Indonesia Setop Kerja Sama Emisi Gas Rumah Kaca REDD+ dengan Norwegia

ANTARA FOTO/Aditya Pradana Putra/aww.
Petugas merawat panel surya yang terpasang di atap Gedung Direktorat Jenderal (Dirjen) Ketenagalistrikan Kementerian Energi dan Sumber Daya Mineral (EDSM), Jakarta, Rabu (24/3/2021). Kementerian ESDM hingga Maret 2021 telah membangun sebanyak 193 unit PLTS atap gedung, sementara sepanjang 2021-2030 pemerintah juga menargetkan pembangunan PLTS dengan kapasitas sebesar 5,432 Mega Watt untuk menurunkan emisi hingga 7,96 juta ton karbondioksida.
Penulis: Maesaroh
10/9/2021, 21.58 WIB

Pemerintah Indonesia memutuskan untuk mengakhiri Kerja Sama Pengurangan Emisi Gas Rumah Kaca dari Deforestasi dan Degradasi Hutan (Reducing Greenhouse Gas Emissions from Deforestation and, Forest Degradation/REDD+) dengan  Norwegia. Pemutusan kerja sama dilakukan karena tidak adanya kemajuan konkret dalam implementasi kewajiban pemerintah Norwegia.

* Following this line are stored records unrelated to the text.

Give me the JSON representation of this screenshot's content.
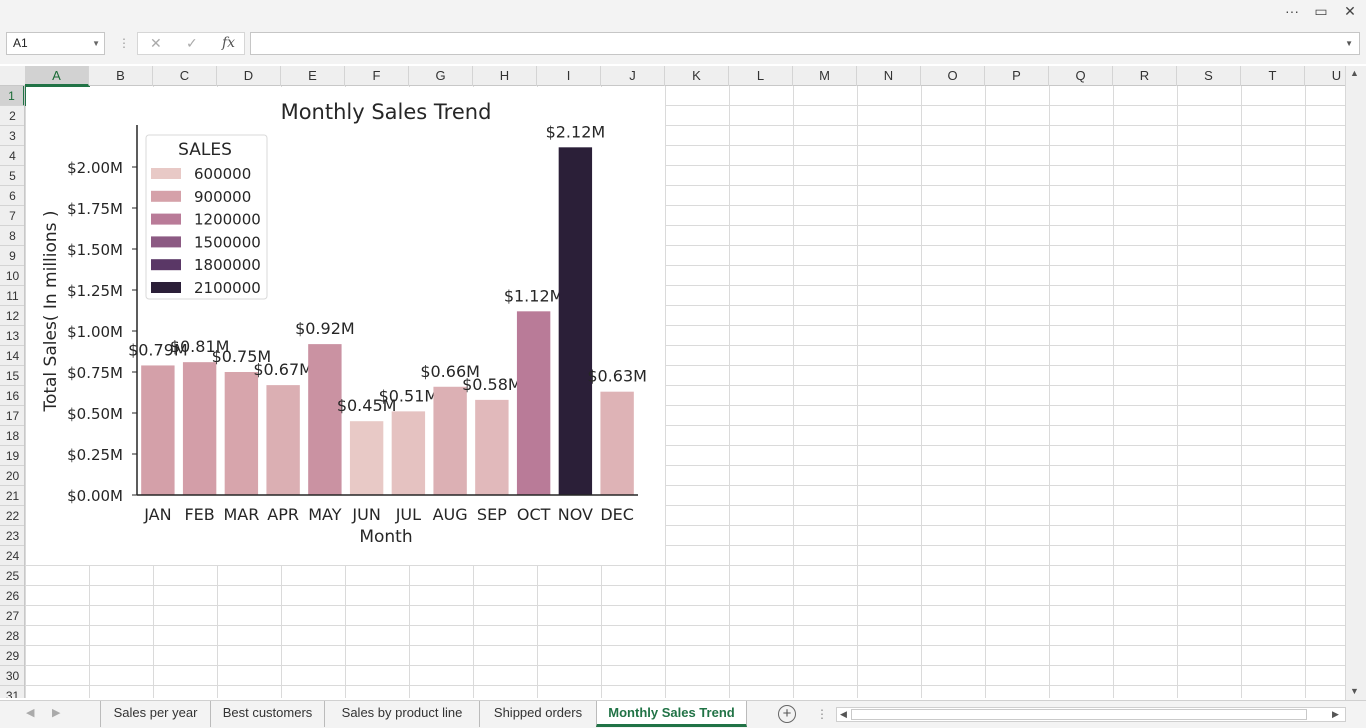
{
  "window": {
    "more_glyph": "···",
    "restore_glyph": "▭",
    "close_glyph": "✕"
  },
  "formula_bar": {
    "name_box": "A1",
    "cancel_glyph": "✕",
    "enter_glyph": "✓",
    "fx_glyph": "fx",
    "formula": ""
  },
  "columns": [
    "A",
    "B",
    "C",
    "D",
    "E",
    "F",
    "G",
    "H",
    "I",
    "J",
    "K",
    "L",
    "M",
    "N",
    "O",
    "P",
    "Q",
    "R",
    "S",
    "T",
    "U"
  ],
  "rows": [
    "1",
    "2",
    "3",
    "4",
    "5",
    "6",
    "7",
    "8",
    "9",
    "10",
    "11",
    "12",
    "13",
    "14",
    "15",
    "16",
    "17",
    "18",
    "19",
    "20",
    "21",
    "22",
    "23",
    "24",
    "25",
    "26",
    "27",
    "28",
    "29",
    "30",
    "31"
  ],
  "sheet_tabs": [
    "Sales per year",
    "Best customers",
    "Sales by product line",
    "Shipped orders",
    "Monthly Sales Trend"
  ],
  "active_tab": "Monthly Sales Trend",
  "chart_data": {
    "type": "bar",
    "title": "Monthly Sales Trend",
    "xlabel": "Month",
    "ylabel": "Total Sales( In millions )",
    "categories": [
      "JAN",
      "FEB",
      "MAR",
      "APR",
      "MAY",
      "JUN",
      "JUL",
      "AUG",
      "SEP",
      "OCT",
      "NOV",
      "DEC"
    ],
    "values": [
      0.79,
      0.81,
      0.75,
      0.67,
      0.92,
      0.45,
      0.51,
      0.66,
      0.58,
      1.12,
      2.12,
      0.63
    ],
    "value_labels": [
      "$0.79M",
      "$0.81M",
      "$0.75M",
      "$0.67M",
      "$0.92M",
      "$0.45M",
      "$0.51M",
      "$0.66M",
      "$0.58M",
      "$1.12M",
      "$2.12M",
      "$0.63M"
    ],
    "ylim": [
      0,
      2.25
    ],
    "yticks": [
      0,
      0.25,
      0.5,
      0.75,
      1.0,
      1.25,
      1.5,
      1.75,
      2.0
    ],
    "ytick_labels": [
      "$0.00M",
      "$0.25M",
      "$0.50M",
      "$0.75M",
      "$1.00M",
      "$1.25M",
      "$1.50M",
      "$1.75M",
      "$2.00M"
    ],
    "grid": false,
    "legend": {
      "title": "SALES",
      "placement": "upper-left",
      "entries": [
        "600000",
        "900000",
        "1200000",
        "1500000",
        "1800000",
        "2100000"
      ],
      "colors": [
        "#e8c9c6",
        "#d5a1a9",
        "#b97b98",
        "#8c5a83",
        "#5a3766",
        "#2b1f38"
      ]
    },
    "hue_range": [
      450000,
      2120000
    ]
  }
}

" (Pemutusan kerjasama) terhitung mulai tanggal 10 September 2021 dengan mempertimbangkan tidak adanya kemajuan konkret dalam implementasi kewajiban pemerintah Norwegia untuk merealisasikan pembayaran  Result Based Payment (RBP)," demikian tulis Kementerian Luar Negeri, melalui siaran persnya, Jumat (10/9).

Pemutusan kerja sama REDD+ tersebut disampaikan melalui Nota Diplomatik, sesuai ketentuan Pasal XIII LoI REDD+, kepada Kedutaan Besar Kerajaan Norwegia di Jakarta. ​"Keputusan  pemerintah Indonesia diambil melalui proses konsultasi intensif," ujar Kementerian Luar Negeri.

Seperti diketahui, REDD+ merupakan program insentif keuangan untuk negara-negara yang bersedia menjaga hutannya sebagai "paru-paru dunia". Program ini mentargetkan negara-negara berkembang yang memiliki hutan luas tetapi tengah menghadapi masalah deforestasi seperti Indonesia dan Brasil.

REDD+ tidak hanya mencakup upaya pengurangan emisi karbon tetapi juga mencantumkan peran  dan upaya negara untuk melakukan konservasi, manajemen hutan yang berkepanjangan, serta peningkatan lahan hijau.

pada 2020, Indonesia berkomitmen untuk mengurangi emisi gas rumah kaca sebesar 26% hingga 2020. Pemerintah Norwegia kemudian sepakat untuk memberikan kontribusi berupa dana Result Based Payment (RBP)  kepada Indonesia dalam kontribusinya mengurangi emisi karbon. Skema Result-Based Payment  yang disepakati adalah US$ 5 per ton CO2 .

 Berdasarkan penilaian, Indonesia berhasil menurunkan emisi sebesar 11,2 juta ton CO2eq pada tahun 2016/2017.  Pada Juli 2020, Norwegia sebenarnya sudah mengumumkan akan memberikan dana sebesar US$56 juta atau Rp 800 miliar atas atas realisasi pengurangan emisi Indonesia sebesar 11,2 juta ton CO2eq  pada tahun 2016/2017. Namun, hingga akhir 2020, dana itu belum juga turun.

"Pemutusan kerjasama REDD+, tidak akan berpengaruh sama sekali terhadap komitmen Indonesia bagi pemenuhan  target pengurangan emisi,"tutur Kementerian Luar Negeri.

Menurut Kemenlu,  Indonesia telah mencatatkan  kemajuan yg signifikan dalam memenuhi kewajiban Perjanjian Paris (Paris Agreement) yg telah diratifikasi pemerintah Indonesia, termasuk merealisasikan sasaran pembangunan berkelanjutan (SDGs). 

Capaian Indonesia antara lain dapat dilihat dari laju deforestrasi terendah selama 20 tahun yang dicapai dalam tahun 2020, serta  penurunan signifikan luasan kebakaran hutan di Indonesia.

 Pada Agustus tahun lalu, Indonesia mengantongi dana US$ 103,8 juta dari Green Climate Fund (GCF) melalui skema REDD+ karena mampu mengurangi emisi karbon hingga 20,3 juta ton pada periode 2014-2016.

Dana yang diterima Indonesia juga menjadi yang paling besar dibandingkan negara-negara lain dalam skema yang sama. Brasil menerima US$ 96,5 juta pada awal 2019, sementara Chili US$ 63,6 juta dan Paraguay US$ 50 juta pada akhir tahun lalu.